The greater the breadth (number of systemically important financial institutions covered) and depth (size of capital infusion) and more European (federal) the backstop for euro zone banks, the better the chances of success. European officials risk greater instability if a stigma is attached to participation (which is the advantage of forcing all critical institutions to partake). European officials also risk under-whelming the market if the proverbial bazooka turns out to be a water gun and officials fail to commit an overwhelming amount of resources. An ability to lift the burden from strictly national finances risks exacerbating the credit pressures on countries such as France.


This is where the EFSF comes in. It can be used to help countries recapitalize their banks. There are various approaches that have been proposed, but the institutional and political constraints suggest that an insurance model may very well be the path of least resistance. By partially guaranteeing some part of new sovereign issuance, the EFSF would achieve the leverage that is necessary to ramp up the 440 billion fund without requiring new parliament votes.

The insurance model likely means that it will not be able to buy sovereign bonds in the secondary market as some have proposed, which would relieve the ECB of this unpleasant task. While some at the ECB may not be pleased, its continued involvement is an important element of support the financial system. Yet, paradoxically, the more success euro zone officials have at next week’s summit and at the G20 meeting in early November, the less the ECB’s purchases of sovereign bonds will be needed.
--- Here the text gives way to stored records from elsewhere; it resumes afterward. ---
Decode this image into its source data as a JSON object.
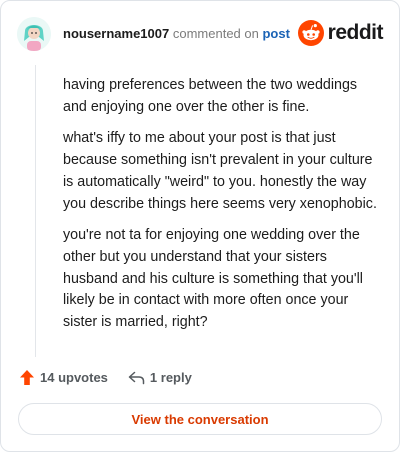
{
  "comment": {
    "username": "nousername1007",
    "action_text": "commented on",
    "post_link": "post",
    "paragraphs": [
      "having preferences between the two weddings and enjoying one over the other is fine.",
      "what's iffy to me about your post is that just because something isn't prevalent in your culture is automatically \"weird\" to you. honestly the way you describe things here seems very xenophobic.",
      "you're not ta for enjoying one wedding over the other but you understand that your sisters husband and his culture is something that you'll likely be in contact with more often once your sister is married, right?"
    ]
  },
  "brand": {
    "name": "reddit",
    "icon": "reddit-logo-icon",
    "color": "#ff4500"
  },
  "actions": {
    "upvotes": "14 upvotes",
    "upvote_icon": "upvote-arrow-icon",
    "replies": "1 reply",
    "reply_icon": "reply-icon"
  },
  "cta": {
    "label": "View the conversation",
    "color": "#d93a00"
  }
}
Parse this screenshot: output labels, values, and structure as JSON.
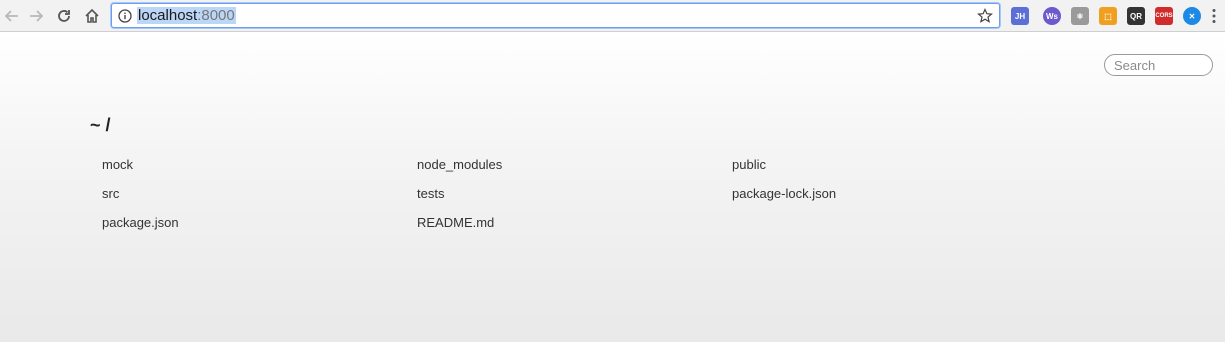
{
  "browser": {
    "url_host": "localhost",
    "url_port": ":8000",
    "icons": {
      "back": "back-arrow-icon",
      "forward": "forward-arrow-icon",
      "reload": "reload-icon",
      "home": "home-icon",
      "info": "info-icon",
      "bookmark": "star-icon",
      "menu": "menu-dots-icon"
    },
    "extensions": [
      {
        "label": "JH",
        "color": "#5b6fd6"
      },
      {
        "label": "Ws",
        "color": "#6a5acd"
      },
      {
        "label": "⚛",
        "color": "#9a9a9a"
      },
      {
        "label": "⬚",
        "color": "#f0a020"
      },
      {
        "label": "QR",
        "color": "#333333"
      },
      {
        "label": "CORS",
        "color": "#d22b2b"
      },
      {
        "label": "✕",
        "color": "#1e88e5"
      }
    ]
  },
  "page": {
    "search_placeholder": "Search",
    "path_title": "~ /",
    "files": [
      "mock",
      "node_modules",
      "public",
      "src",
      "tests",
      "package-lock.json",
      "package.json",
      "README.md"
    ]
  }
}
At the start of the debt crisis, there were powerful voices in Europe that opposed a role for the IMF. Those voices were ultimately, of course, outvoted and the IMF has played a significant role (and provided roughly 1/3 of the capital in the aid programs). Some European officials now seek an even greater role for the IMF.
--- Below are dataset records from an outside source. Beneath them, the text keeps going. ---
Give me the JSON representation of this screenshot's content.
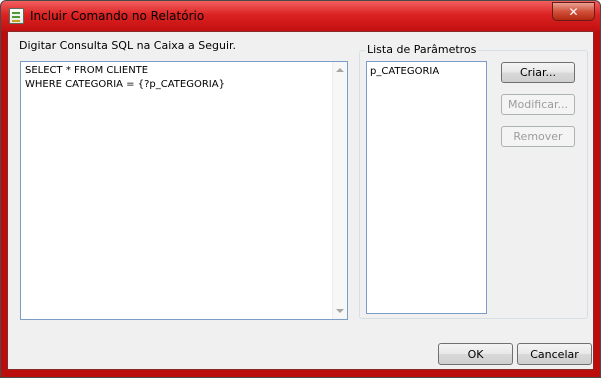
{
  "window": {
    "title": "Incluir Comando no Relatório",
    "close_glyph": "✕"
  },
  "sql": {
    "label": "Digitar Consulta SQL na Caixa a Seguir.",
    "text": "SELECT * FROM CLIENTE\nWHERE CATEGORIA = {?p_CATEGORIA}"
  },
  "params": {
    "group_label": "Lista de Parâmetros",
    "items": [
      "p_CATEGORIA"
    ]
  },
  "buttons": {
    "create": "Criar...",
    "modify": "Modificar...",
    "remove": "Remover",
    "ok": "OK",
    "cancel": "Cancelar"
  },
  "icons": {
    "app": "crystal-reports-icon",
    "close": "close-icon",
    "scroll_up": "scroll-up-arrow-icon",
    "scroll_down": "scroll-down-arrow-icon"
  }
}
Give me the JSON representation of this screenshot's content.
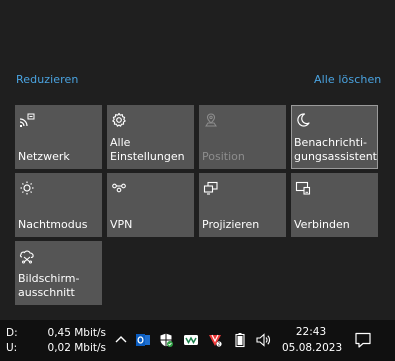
{
  "action_center": {
    "collapse_label": "Reduzieren",
    "clear_all_label": "Alle löschen",
    "tiles": [
      {
        "label": "Netzwerk",
        "icon": "network-icon",
        "state": "normal"
      },
      {
        "label": "Alle Einstellungen",
        "icon": "gear-icon",
        "state": "normal"
      },
      {
        "label": "Position",
        "icon": "location-icon",
        "state": "disabled"
      },
      {
        "label": "Benachrichti-gungsassistent",
        "icon": "moon-icon",
        "state": "active"
      },
      {
        "label": "Nachtmodus",
        "icon": "brightness-icon",
        "state": "normal"
      },
      {
        "label": "VPN",
        "icon": "vpn-icon",
        "state": "normal"
      },
      {
        "label": "Projizieren",
        "icon": "project-icon",
        "state": "normal"
      },
      {
        "label": "Verbinden",
        "icon": "connect-icon",
        "state": "normal"
      },
      {
        "label": "Bildschirm-ausschnitt",
        "icon": "snip-icon",
        "state": "normal"
      }
    ]
  },
  "taskbar": {
    "network_speed": {
      "download_label": "D:",
      "upload_label": "U:",
      "download_value": "0,45 Mbit/s",
      "upload_value": "0,02 Mbit/s"
    },
    "tray_icons": [
      "chevron-up-icon",
      "outlook-icon",
      "security-icon",
      "veeam-icon",
      "vivaldi-icon",
      "battery-icon",
      "speaker-icon"
    ],
    "time": "22:43",
    "date": "05.08.2023"
  },
  "colors": {
    "link": "#4aa3e0",
    "tile_bg": "#555555",
    "panel_bg": "#1f1f1f",
    "taskbar_bg": "#101010"
  }
}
The IMF’s Lagarde indicated last month that the Fund’s $390 billion in current lending power was insufficient for the demands it may face. Yet many key contributors are reluctant at this juncture to agree to a new capital raising exercise by the IMF. This may change if and when new formal requests for IMF programs are requested. Several of the large developing countries reportedly are more interested than, say, the U.S. and U.K. and this could lead to realignment of power within the IMF in the coming years.
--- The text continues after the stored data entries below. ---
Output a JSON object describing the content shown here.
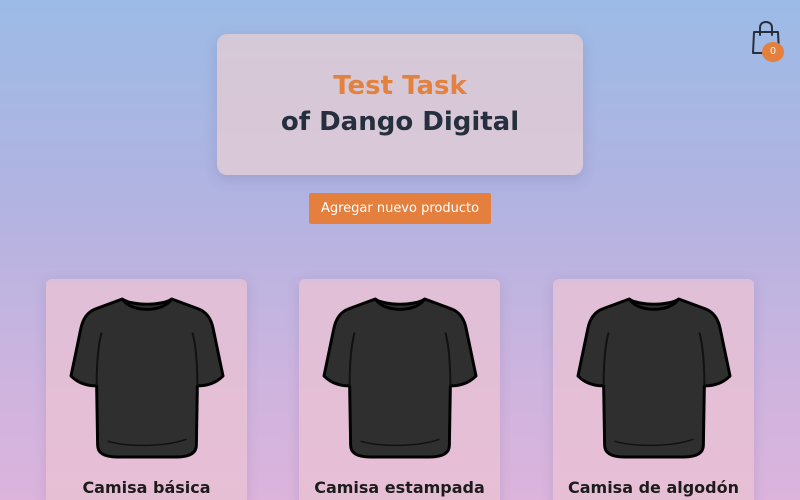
{
  "cart": {
    "icon": "shopping-bag-icon",
    "count": "0",
    "badge_color": "#e57f3e"
  },
  "hero": {
    "line1": "Test Task",
    "line2": "of Dango Digital",
    "accent_color": "#e3823f",
    "text_color": "#262f3d"
  },
  "actions": {
    "add_product_label": "Agregar nuevo producto",
    "button_color": "#e57f3e"
  },
  "products": [
    {
      "name": "Camisa básica",
      "image_icon": "t-shirt-icon"
    },
    {
      "name": "Camisa estampada",
      "image_icon": "t-shirt-icon"
    },
    {
      "name": "Camisa de algodón",
      "image_icon": "t-shirt-icon"
    }
  ]
}
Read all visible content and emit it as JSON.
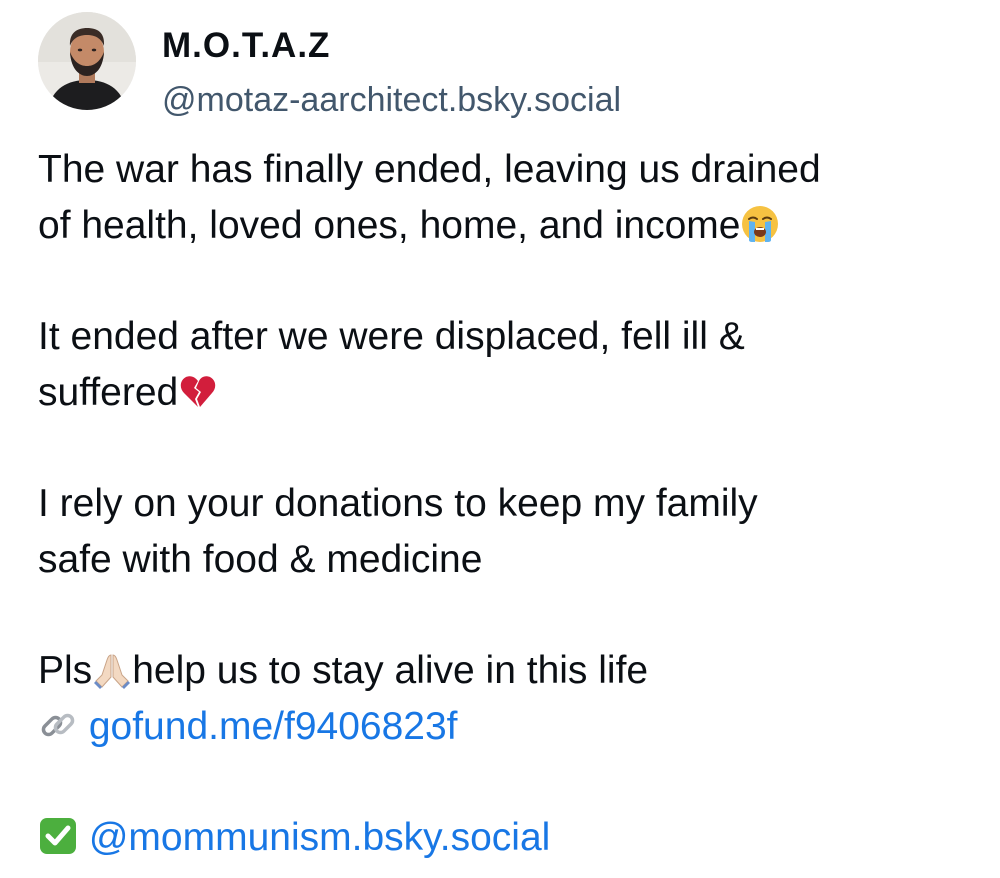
{
  "author": {
    "display_name": "M.O.T.A.Z",
    "handle": "@motaz-aarchitect.bsky.social"
  },
  "post": {
    "p1_line1": "The war has finally ended, leaving us drained",
    "p1_line2": "of health, loved ones, home, and income",
    "p1_emoji": "loudly-crying-face-icon",
    "p2_line1": "It ended after we were displaced, fell ill &",
    "p2_line2": "suffered",
    "p2_emoji": "broken-heart-icon",
    "p3_line1": "I rely on your donations to keep my family",
    "p3_line2": "safe with food & medicine",
    "p4_line1_start": "Pls",
    "p4_line1_emoji": "folded-hands-icon",
    "p4_line1_end": "help us to stay alive in this life",
    "p4_link_icon": "link-icon",
    "p4_link_text": "gofund.me/f9406823f",
    "p5_check_icon": "check-mark-button-icon",
    "p5_mention": "@mommunism.bsky.social"
  },
  "colors": {
    "text": "#0b0f14",
    "handle": "#42576c",
    "link": "#1877e5"
  }
}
Lastly, policy makers seem to believe that by focusing on repairing the financial system, they will win back the confidence of investors. Yet we suspect it will take more than that, while recognizing that it is no simple task either. The real challenge is the underlying source of the debt crisis, and one that remains un-addressed and off most radar screens: Sustaining aggregate demand. Debt allowed aggregate demand to be sustained in the face of weak wage and salary growth. What is going to replace it?

  1. David Lazarus says

    I found this list of European banks that demonstrates the leverage in the european banks.

    If you look closely Royal bank of Scotland and LlyodsTSB have already collapsed into state ownership. Dexia near the top has collapsed recently. It you look closely the vast majority of the french banking system is on the verge of collapse. The big Swiss and German banks are also looking very vulnerable, and all have leverage ratios greater than the rescued UK banks.

  2. fresno dan says

    I saw the Hussman post on leverage – yeah, finance companies don’t care how low interest rates go, they can always lever up profits…and its risk free! (for the bankers – really, the central banks will let them fail?)

    TARP – it has done so much for us, of course the Europeans should try it. Everybody knows assets that banks own never go down.

    1. David Lazarus says

      I can sense a note of sarcasm.

      TARP is nothing but a large expensive sticking plaster. The banks are still fundamentally very weak. Even while Citi posted a big increase in profits today that will be down to reducing write-offs more than any other factor. Yes US banks have raised capital but they are still holding onto huge write offs in the property portfolio which they have not declared. They also have vast CDS liabilities that would wipe out the nation if they backstopped the banks in the event of a crisis.